Sono tre i big QB dei quali da qui alla riapertura del mercato free agents si parlerà a lungo in attesa di sapere dove si accaseranno.

martedì 15 marzo 2011

IL N. 1 CHE NON SARA' -FORSE- IL N.1


PATRICK PETERSON

Il draft ha il suo fascino ed i suoi misteri. Uno dei misteri vuole che un cornerback non possa e non debba divenire prima scelta assoluta nel draft. Perchè le cose stiano così è circostanza di difficile comprensione. Di fatto, in ogni caso, nell'intera storia del draft, mai un cornerback è stato selezionato come prima scelta assoluta. Diversamente, è ben nota la propensione dei teams a draftare un QB. Ovviamente, si potrebbe replicare che l'importanza di un QB per un team non è l'importanza che potrebbe ricoprire un CB per quanto forte. Ok: ma avete mai sentito parlare di Revis Island, quella zona della difesa Jets ove risulta impossibile lanciare una palla affinchè un proprio giocatore la afferri prima del n. 24 avversario? Le difese, lo ricordiamo, fanno vincere le partirte.
DARRELL REVIS
Per -quasi- unanime consenso, il miglior prospect del prossimo draft è Patrick Peterson, CB, LSU Tigers. Su di lui, tuttavia, ricade la maledizione CB/1°pick. Quest'anno, i Panthers hanno preso parte a ranghi compatti (Rivera l'HC ed il GM Hurney) al pro day di LSU per seguire Peterson.
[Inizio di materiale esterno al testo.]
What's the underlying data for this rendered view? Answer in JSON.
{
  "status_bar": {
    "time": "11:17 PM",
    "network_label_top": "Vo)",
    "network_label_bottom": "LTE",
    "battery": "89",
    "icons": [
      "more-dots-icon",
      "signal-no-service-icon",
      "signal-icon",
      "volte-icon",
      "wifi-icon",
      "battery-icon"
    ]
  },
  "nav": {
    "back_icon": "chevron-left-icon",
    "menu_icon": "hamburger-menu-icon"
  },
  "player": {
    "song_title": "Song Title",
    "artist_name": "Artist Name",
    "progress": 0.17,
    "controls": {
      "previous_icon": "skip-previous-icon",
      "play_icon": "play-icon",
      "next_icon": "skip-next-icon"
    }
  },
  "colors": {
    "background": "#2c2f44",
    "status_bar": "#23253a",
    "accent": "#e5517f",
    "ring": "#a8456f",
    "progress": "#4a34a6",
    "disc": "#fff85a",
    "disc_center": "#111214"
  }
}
E con loro rappresentanti di tutti i 32 teams NFL. La prestazione di Peterson è stata eccelsa, così come già alla combine. Al termine del pro day, i Broncos (detentori del 2° pick nel draft) hanno immediatamente calendarizzato un incontro con il CB. E' ferma convinzione dei 32 teams che Peterson, oltre ad essere il miglior prospect del prossimo draft, sia anche il pick più "sicuro" in assoluto in termini di pericolosità del fattore bidonatura. Solo il aprile sapremo se Carolina romperà una consuetudine divenuta legge.  

domenica 27 febbraio 2011

PILLOLE MATTUTINE DOMENICALI



Pillole di football per cominciar bene la giornata.
Enjoy.

- Shockey, TE rilasciato dai Saints, ha dichiarato di volersi accasare ad un altro team prima dello spirare del CBA, prossimi 3 marzo. I Panthers ed i Dolphins le destinazioni più probabili
- GLi attriti con Palmer pre abbiano indotto i Bengals a prendere in seria considerazuione l'ipotesi di scegliere un QB (Gabbert, se disponibile) con il quarto pick nel prossimo draft. Palmer ha dichiarato di voler essere ceduto. La sua casa in Cincinnati è in vendita.
- Cardinals: molti QB veterano sono stati a loro associati dopo la disastrosa stagione conclusasi con quattro QB nel roster nessuno dei quali all'altezza. Il mancato rinnovo del CBA (e quindi l'impossibilità di portare in casa un veterano free agent) pare stia inducenmdo anche Arizona (quinto pick) a propendere per un QB
- A quanto pare finiti i giorni di Portis ai Redskins. Si attende l'ufficialità
- Dopo la disastrosa conferenza di sabato pare che Mallett stia tuttavia raccogliendo consenso tra i team che lo incontrano personalmente

sabato 26 febbraio 2011

SAME OLD CARDINALS


L'origine degli attuali mali dei Cardinals

Cambia presto il vento in NFL. E' dura respirare per lungo tempo l'aria delle altezze se non vi si è abituati. Solo due anni or sono i Cardinals giocavano, perdendolo clamorosamente negli ultimi (35) secondi di gioco  (indimenticabile il passaggio di Roethlisberger per Santonio Holmes), il superbowl. Due anni dopo la franchigia pare essersi squagliata. Quanto possa fare un singolo giocatore (nel caso specifico il QB Kurt Warner) è presto detto: gran parte della squadra. Kurt Warner ora si è ritirato (a differenza d'altri comunicando il ritiro senza tornare sui propri passi). Quest'anno, i Cardinals sono stati guidati dai QB Max Hall, Derek Anderson e Matt Leinart: tutti hanno -fortemente- deluso. Il problema è che ora Fitzgerald, uno dei WR più forti dell'intera lega, dovendo rinnovare il contratto (sarebbe la terza volta con i Cardinals nella sua carriera) chiede garanzie ovvero l'arrivo di un QB di spessore: pare che il giocatore abbia fatto i nomi di Marc Bulger e Kevin Kolb (non è che chieda la luna in altre parole).
Ad Arizona, da sempre franchigia simbolicamente perdente, il solo fatto di aver sfiorato la vittoria ha spinto taluni a pensare a quanto sarebbe bello, finalmente, vincere qualcosa.
Come dargli torto?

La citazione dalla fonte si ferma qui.